Katsudon: The Japanese comfort food with a victorious twist
Do Japanese people eat pork chops? Indeed, they do. However, they prepare them differently. The dish is called katsudon, and it is very popular in Japan. The key is in the breading.
Katsudon is a dish that captures the hearts of food lovers worldwide due to its unique flavour composition. It combines a pork chop in special breading, rice, and an egg.
Who created katsudon
The dish's name comes from combining two Japanese words: "katsu," meaning breaded cutlet, and "don," meaning bowl. This popular dish is often eaten before important events, such as exams, with the hope of success due to its symbolism of "victory" in the word "katsu."
The history of katsudon dates back to the 1920s. It was created by a young scientist, Keiniro Nakanishi, who, while studying in Tokyo, wanted to diversify his diet with something new. He proposed creating a pork chop on rice with egg and onion, quickly gaining recognition among local food enthusiasts.

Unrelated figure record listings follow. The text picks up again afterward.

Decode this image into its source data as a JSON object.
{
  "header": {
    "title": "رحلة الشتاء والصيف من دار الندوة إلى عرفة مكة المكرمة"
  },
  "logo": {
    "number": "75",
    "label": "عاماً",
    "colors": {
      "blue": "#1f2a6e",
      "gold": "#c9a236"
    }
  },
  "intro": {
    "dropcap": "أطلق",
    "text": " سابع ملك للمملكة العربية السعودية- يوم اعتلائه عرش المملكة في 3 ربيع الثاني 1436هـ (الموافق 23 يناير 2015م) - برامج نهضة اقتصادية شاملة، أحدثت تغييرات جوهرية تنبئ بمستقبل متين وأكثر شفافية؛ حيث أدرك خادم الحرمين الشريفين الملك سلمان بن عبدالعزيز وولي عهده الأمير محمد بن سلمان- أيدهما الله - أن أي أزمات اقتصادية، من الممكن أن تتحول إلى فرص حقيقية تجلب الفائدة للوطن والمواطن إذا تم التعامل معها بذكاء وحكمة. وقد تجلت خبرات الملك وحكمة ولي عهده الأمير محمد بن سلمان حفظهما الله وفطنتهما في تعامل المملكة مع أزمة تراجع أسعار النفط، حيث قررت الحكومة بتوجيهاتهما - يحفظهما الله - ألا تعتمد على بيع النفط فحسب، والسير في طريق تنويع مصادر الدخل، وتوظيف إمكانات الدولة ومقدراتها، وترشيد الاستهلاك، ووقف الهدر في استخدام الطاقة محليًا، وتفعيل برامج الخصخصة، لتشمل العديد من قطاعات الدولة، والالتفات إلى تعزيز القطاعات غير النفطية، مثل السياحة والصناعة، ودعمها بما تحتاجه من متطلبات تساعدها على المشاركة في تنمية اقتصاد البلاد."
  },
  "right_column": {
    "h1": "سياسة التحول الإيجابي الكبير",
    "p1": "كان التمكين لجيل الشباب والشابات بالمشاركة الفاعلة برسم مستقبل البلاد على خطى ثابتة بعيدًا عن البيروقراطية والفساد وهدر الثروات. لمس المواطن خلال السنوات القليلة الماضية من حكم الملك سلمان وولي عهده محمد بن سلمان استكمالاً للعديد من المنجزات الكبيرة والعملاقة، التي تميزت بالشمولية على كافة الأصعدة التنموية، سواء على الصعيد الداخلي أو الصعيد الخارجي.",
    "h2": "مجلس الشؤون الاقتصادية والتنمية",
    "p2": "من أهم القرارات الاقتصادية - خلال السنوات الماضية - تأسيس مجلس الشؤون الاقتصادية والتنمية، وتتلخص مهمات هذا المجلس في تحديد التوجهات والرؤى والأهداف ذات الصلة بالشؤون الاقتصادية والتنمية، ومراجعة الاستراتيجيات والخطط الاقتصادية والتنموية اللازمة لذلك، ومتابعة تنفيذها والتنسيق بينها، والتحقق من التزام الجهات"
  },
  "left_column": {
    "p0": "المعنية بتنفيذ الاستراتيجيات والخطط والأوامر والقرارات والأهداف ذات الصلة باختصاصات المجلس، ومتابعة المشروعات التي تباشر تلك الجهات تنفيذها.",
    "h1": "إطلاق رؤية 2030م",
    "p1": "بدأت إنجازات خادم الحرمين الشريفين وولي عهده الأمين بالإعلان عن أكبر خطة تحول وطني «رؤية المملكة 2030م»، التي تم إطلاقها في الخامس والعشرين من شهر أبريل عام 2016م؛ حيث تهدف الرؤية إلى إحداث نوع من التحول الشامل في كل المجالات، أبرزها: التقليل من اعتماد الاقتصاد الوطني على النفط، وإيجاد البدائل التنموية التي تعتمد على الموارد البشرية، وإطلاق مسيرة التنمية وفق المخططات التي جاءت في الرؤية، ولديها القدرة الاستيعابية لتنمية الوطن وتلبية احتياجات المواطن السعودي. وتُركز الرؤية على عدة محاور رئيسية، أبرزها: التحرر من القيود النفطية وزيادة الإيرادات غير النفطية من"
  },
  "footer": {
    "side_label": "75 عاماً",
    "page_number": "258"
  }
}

The foundation is a pork chop
Today, katsudon can be found in many restaurants and fast-food bars throughout Japan, as well as in vending machines. The dish has also seen local variations, such as in Niigata, where the meat is soaked in soy sauce before frying, or in Mizunami, where the egg is thickened with starch, gaining a jelly-like consistency.
The foundation of katsudon is a pork loin chop, which is coated in panko breading. This ensures crispness without absorbing too much fat. The preparation of this dish is straightforward: the chop is seasoned, fried in oil, and then simmered with onion and a special sauce based on dashi broth. After cooking, eggs are added, and the dish is served with rice and sprinkled with chives, creating a warm, tasty meal.